A Handbook on Pacific Gender Equity and Social Inclusion in Coastal Fisheries and Aquaculture has been launched by the Pacific Community (SPC).

The handbook provides practical guidance on how to improve gender and social inclusion and is targeted at Pacific Island government staff working in fisheries and aquaculture. It also focuses on the responsibilities of Pacific Island governments to help promote sustainable development outcomes for people who rely on coastal fisheries and aquaculture for their livelihoods.

Launching the Handbook at the SPC headquarters in Noumea, its Deputy Director-General Cameron Diver said: “This Handbook will be an invaluable resource on its own, but when used in conjunction with training it will have a major impact on shaping future policy. The Pacific Community is dedicated to helping build the capacity of Pacific Island governments and its partners in this important area.”

The Handbook was developed as collaborative effort by multilateral, donor and civil society organisations in the region, with more than 30 people from 20 different organisations involved in its production. Fourteen of these people served as authors, while others contributed through participation in three regional writing workshops held in Fiji in 2017 and 2018. This broad involvement of people from organisations around the Pacific is a testament to the importance of this work.

Speaking as Chief Guest during the launch, Pam Maru, Permanent Secretary at the Ministry of Marine Resources in the Cook Islands said: “There is a definite need to promote the roles women play in the fisheries sector and to create more positive visibility around them.

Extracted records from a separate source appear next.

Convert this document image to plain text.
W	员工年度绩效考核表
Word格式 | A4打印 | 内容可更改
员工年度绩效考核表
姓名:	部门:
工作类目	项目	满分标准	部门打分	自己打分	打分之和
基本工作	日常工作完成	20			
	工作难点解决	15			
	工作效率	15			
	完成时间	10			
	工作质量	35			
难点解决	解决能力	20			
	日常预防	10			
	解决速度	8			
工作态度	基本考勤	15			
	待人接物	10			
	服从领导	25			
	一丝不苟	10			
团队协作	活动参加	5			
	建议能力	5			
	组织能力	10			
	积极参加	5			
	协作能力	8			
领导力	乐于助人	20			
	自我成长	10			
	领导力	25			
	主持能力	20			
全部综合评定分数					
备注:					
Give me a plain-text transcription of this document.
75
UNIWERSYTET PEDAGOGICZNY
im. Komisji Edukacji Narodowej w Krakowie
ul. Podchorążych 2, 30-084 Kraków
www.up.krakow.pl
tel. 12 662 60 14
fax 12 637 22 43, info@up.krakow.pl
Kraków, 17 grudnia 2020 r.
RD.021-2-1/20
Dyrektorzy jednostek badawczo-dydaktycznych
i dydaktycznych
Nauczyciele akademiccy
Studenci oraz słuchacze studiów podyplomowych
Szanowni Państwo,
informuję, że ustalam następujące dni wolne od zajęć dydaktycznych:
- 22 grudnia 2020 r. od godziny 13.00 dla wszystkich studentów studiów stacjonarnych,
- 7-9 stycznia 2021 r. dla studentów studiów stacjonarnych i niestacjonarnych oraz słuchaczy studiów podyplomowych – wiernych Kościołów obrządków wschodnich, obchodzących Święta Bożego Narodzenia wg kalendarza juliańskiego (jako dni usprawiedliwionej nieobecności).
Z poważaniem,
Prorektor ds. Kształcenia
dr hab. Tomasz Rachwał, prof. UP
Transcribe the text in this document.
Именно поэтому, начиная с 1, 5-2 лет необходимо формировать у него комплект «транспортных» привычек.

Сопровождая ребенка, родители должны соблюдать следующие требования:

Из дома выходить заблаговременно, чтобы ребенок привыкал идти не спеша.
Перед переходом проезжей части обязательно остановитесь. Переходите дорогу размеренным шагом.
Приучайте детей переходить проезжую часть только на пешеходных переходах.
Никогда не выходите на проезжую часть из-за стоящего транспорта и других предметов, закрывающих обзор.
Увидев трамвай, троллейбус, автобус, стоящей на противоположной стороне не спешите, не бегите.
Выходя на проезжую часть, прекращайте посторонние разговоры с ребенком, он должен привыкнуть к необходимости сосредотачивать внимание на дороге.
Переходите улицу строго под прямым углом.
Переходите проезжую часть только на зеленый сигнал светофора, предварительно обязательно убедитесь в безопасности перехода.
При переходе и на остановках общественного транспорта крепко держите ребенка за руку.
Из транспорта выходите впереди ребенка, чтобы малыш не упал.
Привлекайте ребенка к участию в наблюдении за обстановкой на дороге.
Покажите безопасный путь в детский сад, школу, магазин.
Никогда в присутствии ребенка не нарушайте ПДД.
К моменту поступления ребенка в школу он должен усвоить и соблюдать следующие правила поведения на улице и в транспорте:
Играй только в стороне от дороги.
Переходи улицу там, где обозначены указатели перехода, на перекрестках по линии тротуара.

The issue of gender imbalance continues to exist and there are many reasons for this. One main issue is the lack of women role models in this sector. Usually young girls don’t aspire to work in the sector and if they do, it’s usually by default – for instance, as lawyers, monitoring and evaluation specialists and so forth.”

“The production of this Gender Handbook for Fisheries and Aquaculture and its excellent modules will further enhance the visibility of women’s roles in this sector and will enable Pacific Island government staff working on coastal fisheries and aquaculture to consider gender equity and social inclusion in their work,” Ms Maru said.

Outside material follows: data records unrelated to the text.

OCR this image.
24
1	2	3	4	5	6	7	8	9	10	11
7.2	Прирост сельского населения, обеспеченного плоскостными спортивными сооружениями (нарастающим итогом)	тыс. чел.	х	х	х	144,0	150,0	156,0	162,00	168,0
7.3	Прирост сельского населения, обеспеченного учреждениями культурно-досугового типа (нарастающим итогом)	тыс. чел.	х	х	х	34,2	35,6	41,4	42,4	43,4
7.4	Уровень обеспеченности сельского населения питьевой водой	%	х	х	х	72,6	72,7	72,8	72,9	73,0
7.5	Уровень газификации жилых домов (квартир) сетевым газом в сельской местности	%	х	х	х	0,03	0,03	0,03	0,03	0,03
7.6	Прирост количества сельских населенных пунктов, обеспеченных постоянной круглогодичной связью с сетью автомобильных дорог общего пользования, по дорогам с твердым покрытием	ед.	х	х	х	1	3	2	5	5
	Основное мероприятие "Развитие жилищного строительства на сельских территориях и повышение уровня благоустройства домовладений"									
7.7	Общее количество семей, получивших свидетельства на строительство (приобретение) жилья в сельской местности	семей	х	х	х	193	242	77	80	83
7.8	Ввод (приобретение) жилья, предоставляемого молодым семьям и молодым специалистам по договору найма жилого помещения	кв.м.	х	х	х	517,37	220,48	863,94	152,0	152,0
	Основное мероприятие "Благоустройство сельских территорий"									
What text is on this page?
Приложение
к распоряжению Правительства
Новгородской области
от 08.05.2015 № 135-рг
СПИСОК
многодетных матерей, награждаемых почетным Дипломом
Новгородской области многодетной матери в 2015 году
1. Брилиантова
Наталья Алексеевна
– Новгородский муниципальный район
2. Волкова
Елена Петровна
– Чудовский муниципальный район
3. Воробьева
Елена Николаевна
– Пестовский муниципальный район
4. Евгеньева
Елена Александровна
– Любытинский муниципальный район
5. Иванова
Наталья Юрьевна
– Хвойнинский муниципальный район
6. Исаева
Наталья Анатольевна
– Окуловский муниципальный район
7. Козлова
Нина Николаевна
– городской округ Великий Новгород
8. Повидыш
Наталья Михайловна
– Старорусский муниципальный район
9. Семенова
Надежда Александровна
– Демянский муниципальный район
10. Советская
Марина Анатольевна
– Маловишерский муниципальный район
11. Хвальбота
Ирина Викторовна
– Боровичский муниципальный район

The Handbook, whose first edition consists of five modules, includes many examples and case studies from the region. The aim is to have the publication be as useful as possible for fisheries and aquaculture staff, hence, it will be trialled in training for government staff from around the region and will be revised based on lessons learned from this testing.

The Pacific Gender Equity and Social Inclusion in Coastal and Aquaculture Handbook was developed through several writing workshops funded by the Australian Government, the Australian Centre for International Agricultural Research and the United Nations Food and Agriculture Organisation (FAO) Subregional Office in Apia.

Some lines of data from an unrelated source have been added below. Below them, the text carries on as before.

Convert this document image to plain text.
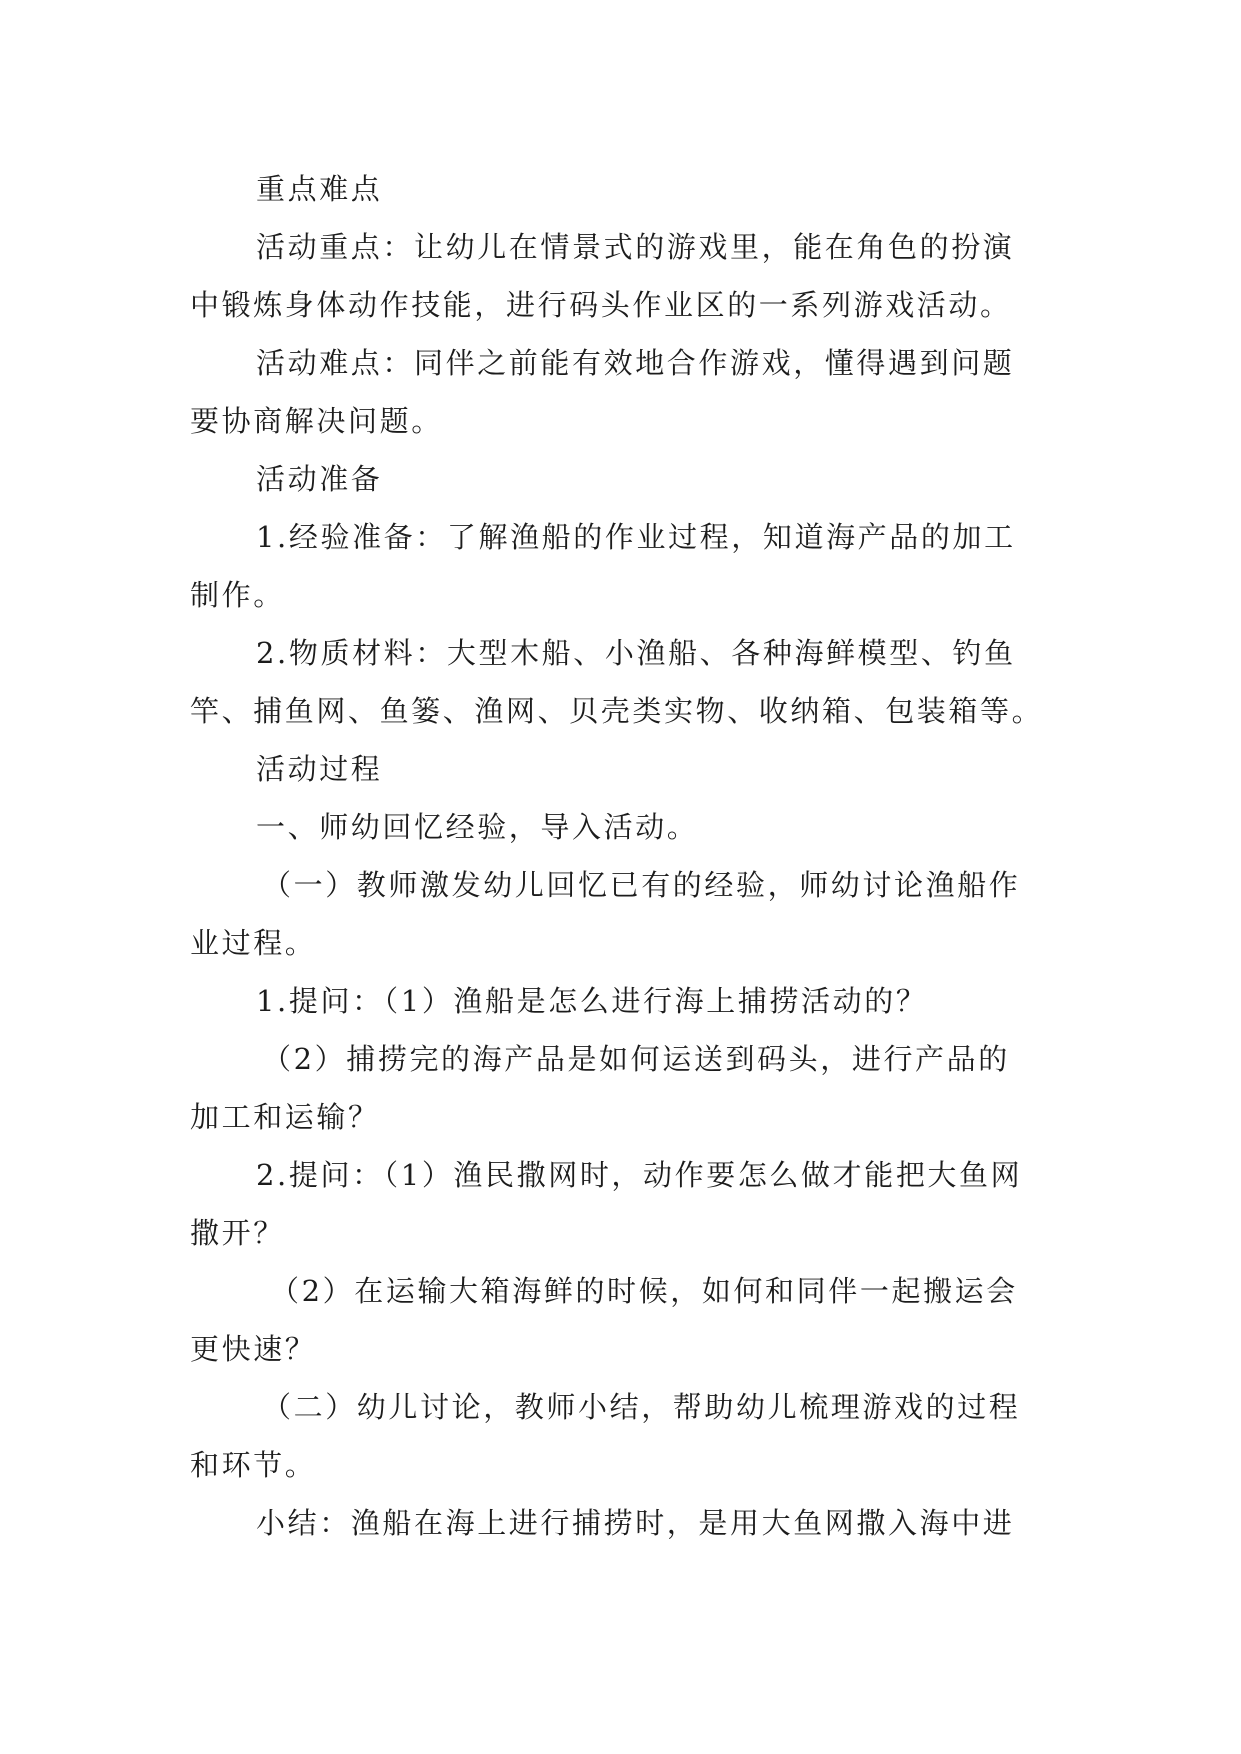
重点难点
活动重点：让幼儿在情景式的游戏里，能在角色的扮演
中锻炼身体动作技能，进行码头作业区的一系列游戏活动。
活动难点：同伴之前能有效地合作游戏，懂得遇到问题
要协商解决问题。
活动准备
1.经验准备：了解渔船的作业过程，知道海产品的加工
制作。
2.物质材料：大型木船、小渔船、各种海鲜模型、钓鱼
竿、捕鱼网、鱼篓、渔网、贝壳类实物、收纳箱、包装箱等。
活动过程
一、师幼回忆经验，导入活动。
（一）教师激发幼儿回忆已有的经验，师幼讨论渔船作
业过程。
1.提问：（1）渔船是怎么进行海上捕捞活动的？
（2）捕捞完的海产品是如何运送到码头，进行产品的
加工和运输？
2.提问：（1）渔民撒网时，动作要怎么做才能把大鱼网
撒开？
（2）在运输大箱海鲜的时候，如何和同伴一起搬运会
更快速？
（二）幼儿讨论，教师小结，帮助幼儿梳理游戏的过程
和环节。
小结：渔船在海上进行捕捞时，是用大鱼网撒入海中进
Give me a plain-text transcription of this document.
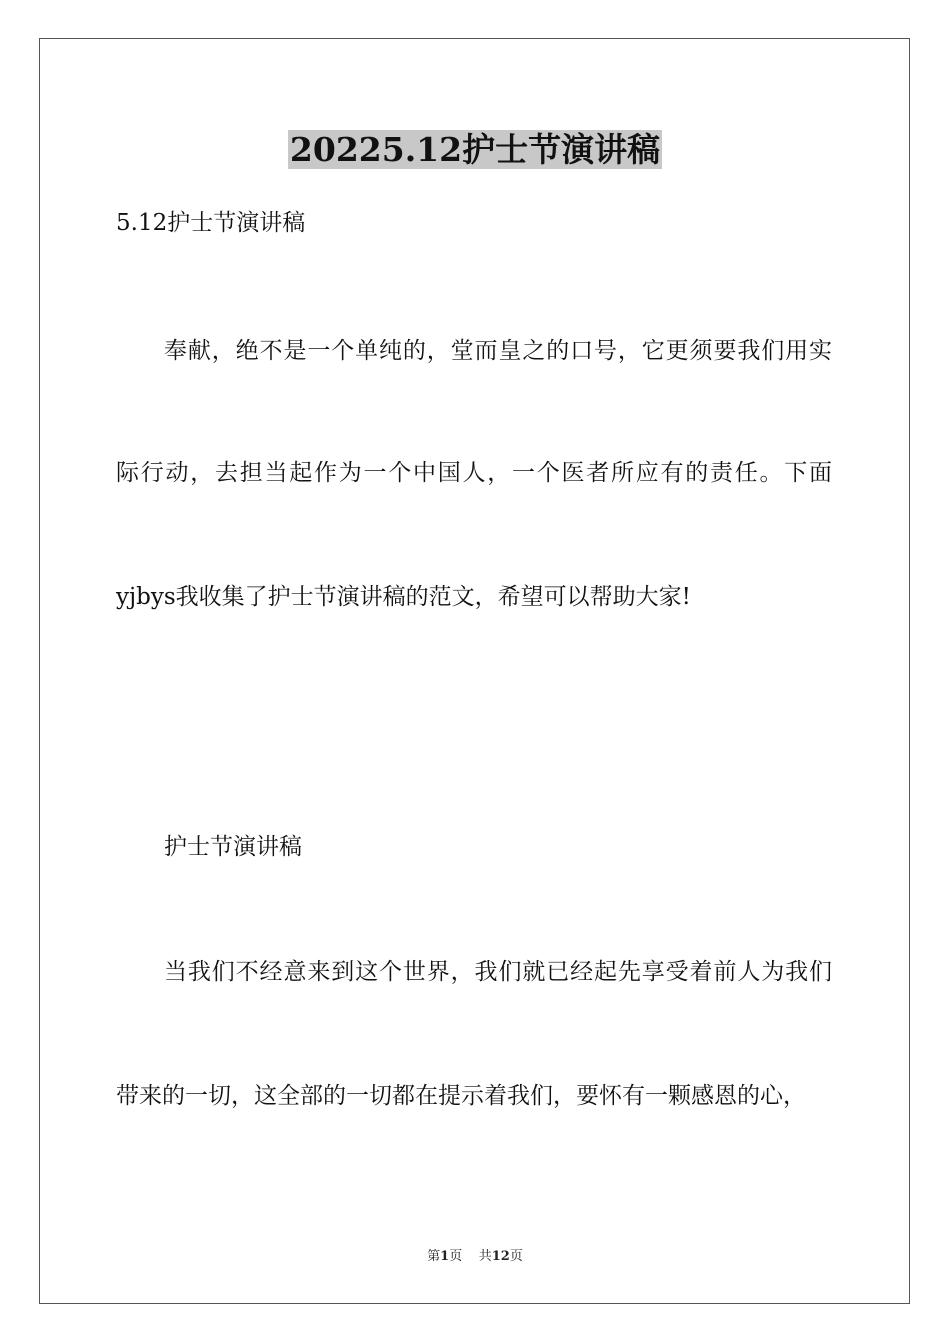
20225.12护士节演讲稿
5.12护士节演讲稿
奉献，绝不是一个单纯的，堂而皇之的口号，它更须要我们用实
际行动，去担当起作为一个中国人，一个医者所应有的责任。下面
yjbys我收集了护士节演讲稿的范文，希望可以帮助大家!
护士节演讲稿
当我们不经意来到这个世界，我们就已经起先享受着前人为我们
带来的一切，这全部的一切都在提示着我们，要怀有一颗感恩的心，
第1页 共12页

Other participating partner and author affiliate organisations include: Australian National Centre for Ocean Resources and Security (ANCORS), Centre of Excellence on Coral Reef Studies at James Cook University (JCU), Charles Darwin University, Fiji Ministry of Fisheries, Kiribati Ministry of Environment Lands and Agricultural Development (MELAD), Kiribati Islands Conservation Society (KICS), Pacific Community (SPC), Pacific Islands Forum Fisheries Agency (FFA), Samoa Ministry of Agriculture and Fisheries (MAF), Solomon Islands Community Conservation Partnership (SICCP), Solomon Islands Ministry of Fisheries and Marine Resources (MFMR), University of the Sunshine Coast (USC), University of Technology Sydney (UTS), Vanuatu Department of Environmental Protection and Conservation (DEPC), Wildlife Conservation Society (WCS), Women in Fisheries Network – Fiji (WiFN-Fiji), and WorldFish.